The final and most intriguing results concerned the effect that prior knowledge or memory of an object has upon the categorization or perception of its colour. The hues were now presented within the outlines of fruit and vegtables. The results suggested that the expectation of the fruit's colour heavily biased the categorisation in the direction the colour expected. For example, many more test hues were categorised as yellow when presented within the outline of a banana than if presented in a circular patch.
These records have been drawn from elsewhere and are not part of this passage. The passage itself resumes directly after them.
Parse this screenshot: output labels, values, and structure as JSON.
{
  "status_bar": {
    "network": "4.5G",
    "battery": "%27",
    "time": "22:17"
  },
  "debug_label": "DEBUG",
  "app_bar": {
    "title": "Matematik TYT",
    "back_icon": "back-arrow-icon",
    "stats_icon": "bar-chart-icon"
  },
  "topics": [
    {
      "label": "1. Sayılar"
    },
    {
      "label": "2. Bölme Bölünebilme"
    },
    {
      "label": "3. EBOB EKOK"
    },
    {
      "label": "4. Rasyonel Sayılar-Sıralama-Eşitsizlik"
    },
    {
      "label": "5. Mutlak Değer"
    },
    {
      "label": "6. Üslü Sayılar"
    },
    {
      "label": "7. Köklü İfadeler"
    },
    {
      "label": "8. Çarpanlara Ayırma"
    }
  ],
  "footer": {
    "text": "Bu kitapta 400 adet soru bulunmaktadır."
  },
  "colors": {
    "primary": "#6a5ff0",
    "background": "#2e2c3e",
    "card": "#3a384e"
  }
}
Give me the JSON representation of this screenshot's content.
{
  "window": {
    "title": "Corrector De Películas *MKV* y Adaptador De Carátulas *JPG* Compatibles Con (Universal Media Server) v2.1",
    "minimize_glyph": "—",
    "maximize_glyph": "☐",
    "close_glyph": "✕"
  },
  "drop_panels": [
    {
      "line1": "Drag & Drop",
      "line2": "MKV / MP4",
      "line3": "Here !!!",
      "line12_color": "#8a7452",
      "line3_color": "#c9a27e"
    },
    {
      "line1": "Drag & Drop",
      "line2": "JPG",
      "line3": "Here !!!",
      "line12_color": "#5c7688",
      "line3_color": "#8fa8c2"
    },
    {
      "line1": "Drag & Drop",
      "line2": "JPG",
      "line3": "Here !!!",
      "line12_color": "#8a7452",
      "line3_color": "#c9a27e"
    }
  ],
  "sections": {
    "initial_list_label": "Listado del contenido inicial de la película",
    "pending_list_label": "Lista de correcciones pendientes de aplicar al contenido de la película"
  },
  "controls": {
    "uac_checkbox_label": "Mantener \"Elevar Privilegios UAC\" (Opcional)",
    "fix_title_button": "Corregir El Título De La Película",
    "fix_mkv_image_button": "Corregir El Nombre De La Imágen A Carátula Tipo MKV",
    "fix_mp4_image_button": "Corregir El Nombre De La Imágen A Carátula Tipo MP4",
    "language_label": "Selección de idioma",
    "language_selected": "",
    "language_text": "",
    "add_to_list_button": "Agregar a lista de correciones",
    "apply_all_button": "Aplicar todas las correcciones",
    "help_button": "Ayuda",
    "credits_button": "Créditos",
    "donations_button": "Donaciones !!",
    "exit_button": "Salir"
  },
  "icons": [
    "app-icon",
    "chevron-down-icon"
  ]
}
This finding was further investigated in a colour adjustment paradigm. The subject was presented with a target patch and asked to adjust the colour to mean grey. The target patch was either in the shape of a fruit or one of several control conditions. The subject was also asked to adjust the colour to match the typical colour of the presented fruit or vegetable outline. Typical findings are shown in figure 3. Remarkably the colours that are judged to be grey by the subjects are in fact shifted well away from the true achromatic point, in the opposite direction the fruit's typical colour in colour contrast space. The memory, and therefore expectation of the typical colour of the fruit has strongly biased the subjective categorisation of grey.

Figure 4 shows how the results hold for all the fruit and vegetables tested, with the possible exception grapes where the typical colour is, of course, ambiguous. From these results Professor Gegenfurtner concluded that photographs of fruits and vegetables are perceived in the characteristic color of the object if the average color of the pixels in each photo is grey. For the objects to appear grey, subjects adjusted the average color 10% - 30% in the colour direction opposite to the remembered colour.